The client sits in the chair and has a new, irregular tachyarrhythmia (arrhythmia greater than 100 beats/min)

Rank the equipment used to measure vital signs in order of importance for monitoring this client, beginning with equipment used to measure the most important vital sign for the client. 1. Pulse oximeter
2. Tympanic thermometer
3. Watch with second hand
4. Oscillometric blood pressure device
5. Stethoscope and watch with second hand


3, 1, 4, 5, 2
3. The respiratory rate (RR) is the most important value because ventilation provides oxygen to the arterial blood, and all tissue depends on oxygenated blood to create energy. Measuring the RR implies an adequate airway or the RR would be zero and it complies with the client hierarchy of needs established by air-way-breathing-circulation.
1. The second most important vital sign to monitor is the client's oxygen saturation because if the client is breathing but not oxygenating, the values for the remaining vital signs are irrelevant until tissue oxygen demands are met with oxygenated arterial blood.
4. Third, the nurse measures the blood pressure to ensure adequate blood flow be-cause vital organs need a minimum blood pressure of 80 mm Hg to function. The blood can be completely saturated with oxygen; however, oxygenated blood is no help to the client if the blood does not perfuse tissue. For convenience, the nurse uses an oscillometric blood pressure device until the client is stable.

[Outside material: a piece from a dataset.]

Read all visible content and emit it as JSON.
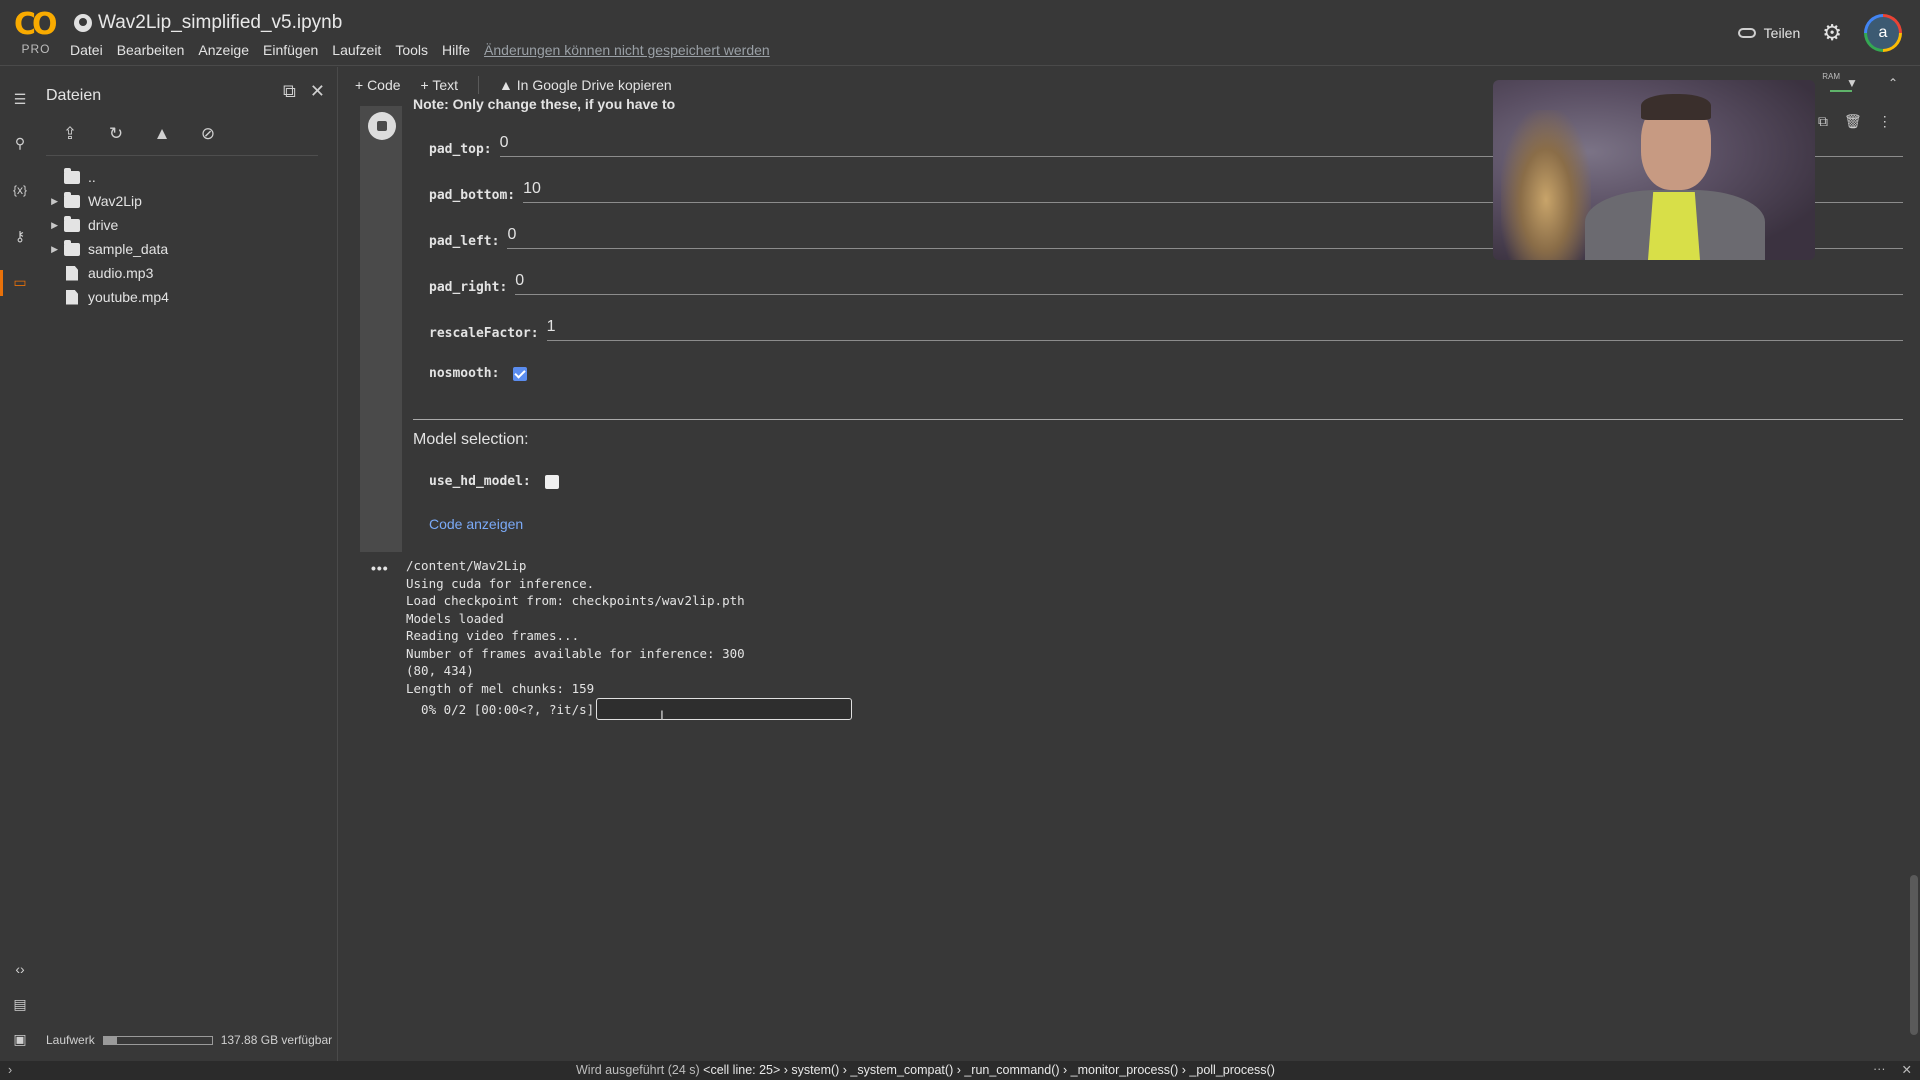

5. The nurse measures the apical pulse to monitor the rate and regularity of the cardiac rhythm. A fast, irregular heart rate is frequently unable to sustain the client's baseline blood pressure because a heart beating quickly does not have enough filling time, so the stroke volume (volume of blood ejected from myocardial contraction) decreases and leads to decreased cardiac output and a lower blood pressure.
2. Finally, the nurse records the client's temperature; one reading is usually sufficient.